Both Diego and Rosa fled to the U.S/Mexico border in 2014, after escaping gang violence in their native Ecuador. Once in the U.S. they applied for asylum, and according to AM New York, Diego had been issued a work permit and driver’s license. He worked two part-time jobs at fast food restaurants, and was scheduled to graduate this summer in hopes of training to be a mechanic.
But instead, federal immigration officials decided Diego and Rosa—who according to their family members have no criminal records here in the U.S. or in Ecuador—are priorities for deportation. Today, both are sitting in a Louisiana detention facility and waiting to hear about their fates.

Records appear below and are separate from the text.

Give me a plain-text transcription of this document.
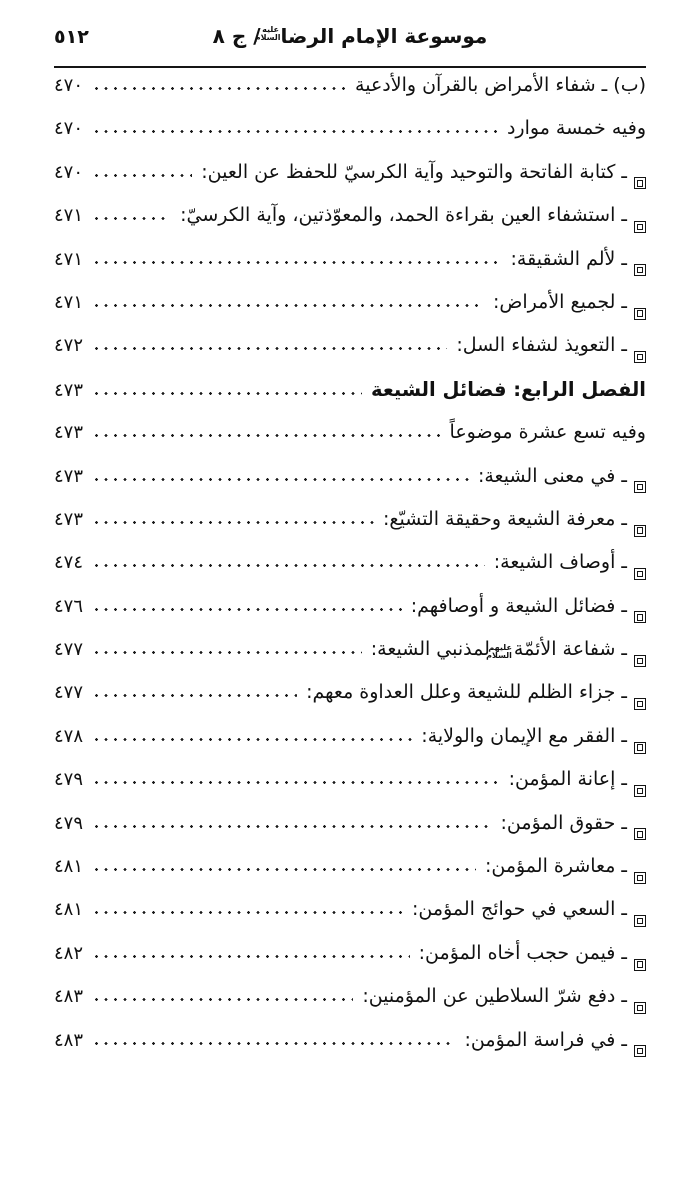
٥١٢	موسوعة الإمام الرضاعليه السلام/ ج ٨
(ب) ـ شفاء الأمراض بالقرآن والأدعية
٤٧٠
وفيه خمسة موارد
٤٧٠
ـ كتابة الفاتحة والتوحيد وآية الكرسيّ للحفظ عن العين:
٤٧٠
ـ استشفاء العين بقراءة الحمد، والمعوّذتين، وآية الكرسيّ:
٤٧١
ـ لألم الشقيقة:
٤٧١
ـ لجميع الأمراض:
٤٧١
ـ التعويذ لشفاء السل:
٤٧٢
الفصل الرابع: فضائل الشيعة
٤٧٣
وفيه تسع عشرة موضوعاً
٤٧٣
ـ في معنى الشيعة:
٤٧٣
ـ معرفة الشيعة وحقيقة التشيّع:
٤٧٣
ـ أوصاف الشيعة:
٤٧٤
ـ فضائل الشيعة و أوصافهم:
٤٧٦
ـ شفاعة الأئمّة
عليهم السلام
لمذنبي الشيعة:
٤٧٧
ـ جزاء الظلم للشيعة وعلل العداوة معهم:
٤٧٧
ـ الفقر مع الإيمان والولاية:
٤٧٨
ـ إعانة المؤمن:
٤٧٩
ـ حقوق المؤمن:
٤٧٩
ـ معاشرة المؤمن:
٤٨١
ـ السعي في حوائج المؤمن:
٤٨١
ـ فيمن حجب أخاه المؤمن:
٤٨٢
ـ دفع شرّ السلاطين عن المؤمنين:
٤٨٣
ـ في فراسة المؤمن:
٤٨٣
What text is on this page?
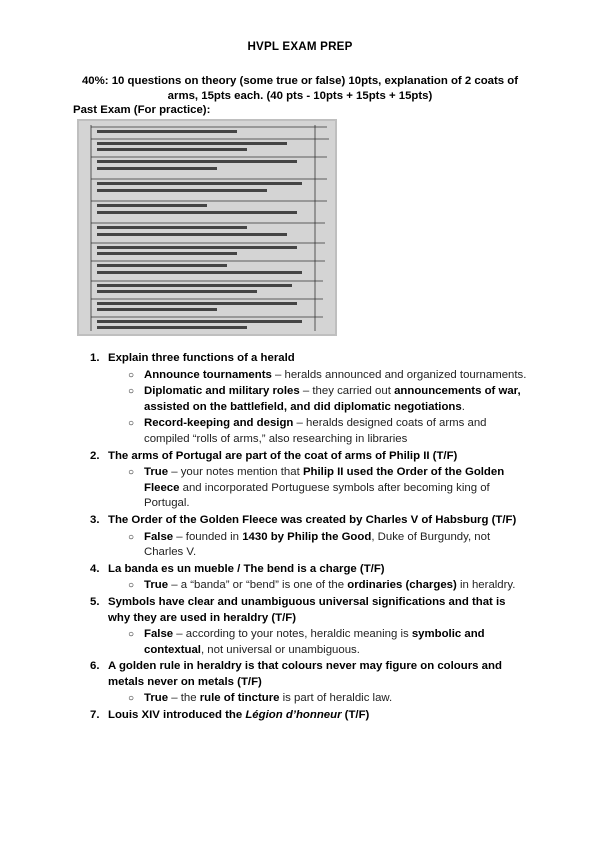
HVPL EXAM PREP
40%: 10 questions on theory (some true or false) 10pts, explanation of 2 coats of arms, 15pts each. (40 pts - 10pts + 15pts + 15pts)
Past Exam (For practice):
1. Explain three functions of a herald
○ Announce tournaments – heralds announced and organized tournaments.
○ Diplomatic and military roles – they carried out announcements of war, assisted on the battlefield, and did diplomatic negotiations.
○ Record-keeping and design – heralds designed coats of arms and compiled “rolls of arms,” also researching in libraries
2. The arms of Portugal are part of the coat of arms of Philip II (T/F)
○ True – your notes mention that Philip II used the Order of the Golden Fleece and incorporated Portuguese symbols after becoming king of Portugal.
3. The Order of the Golden Fleece was created by Charles V of Habsburg (T/F)
○ False – founded in 1430 by Philip the Good, Duke of Burgundy, not Charles V.
4. La banda es un mueble / The bend is a charge (T/F)
○ True – a “banda” or “bend” is one of the ordinaries (charges) in heraldry.
5. Symbols have clear and unambiguous universal significations and that is why they are used in heraldry (T/F)
○ False – according to your notes, heraldic meaning is symbolic and contextual, not universal or unambiguous.
6. A golden rule in heraldry is that colours never may figure on colours and metals never on metals (T/F)
○ True – the rule of tincture is part of heraldic law.
7. Louis XIV introduced the Légion d’honneur (T/F)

Because federal immigration officials have not yet ruled on their latest appeal, Diego and Rosa may not be put on the next ICE flight to Ecuador—scheduled every Friday—but advocates in their community are remaining cautious. At the very least, they hope he would be allowed to remain in the country long enough to get his diploma.
Since his arrest, Diego’s high school classmates and leaders have rallied to his defense:
Several elected officials, including U.S. Rep. Nita Lowey of Harrison, have intervened on the teenager's behalf and continue to lobby ICE on his behalf.
“I continue to urge ICE to allow Diego to remain in our community," Lowey said in a statement. "This terrible case is another example of President Trump’s draconian immigration enforcement priorities that are tearing apart families and threatening safety by driving wedges between local officials and immigrant communities."
"I hope ICE will approve Diego’s second request for a stay of removal before he is deported," she added.
"We have to remember Diego was a child when he arrived here in the United States," said Gossett Navarro, an organizer with the New York Immigration Coalition. "He continues to be part of a community … that has been traumatized by his detention. We often think of the effect it has on the immediate family … in Diego's case his school community was really preparing to celebrate .… they arrived to find that one of their classmates had been detained." Currently, over 22,000 people have signed a petition in support of Diego. You can add your name here.
In the past few months, Donald Trump’s deportation has arrested restaurant workers who prepared breakfast for the very ICE agents who detained them, undocumented mothers with no criminal record, and a 9/11 recovery worker who still suffers from health issues due to his patriotic work. “Bad hombres” indeed.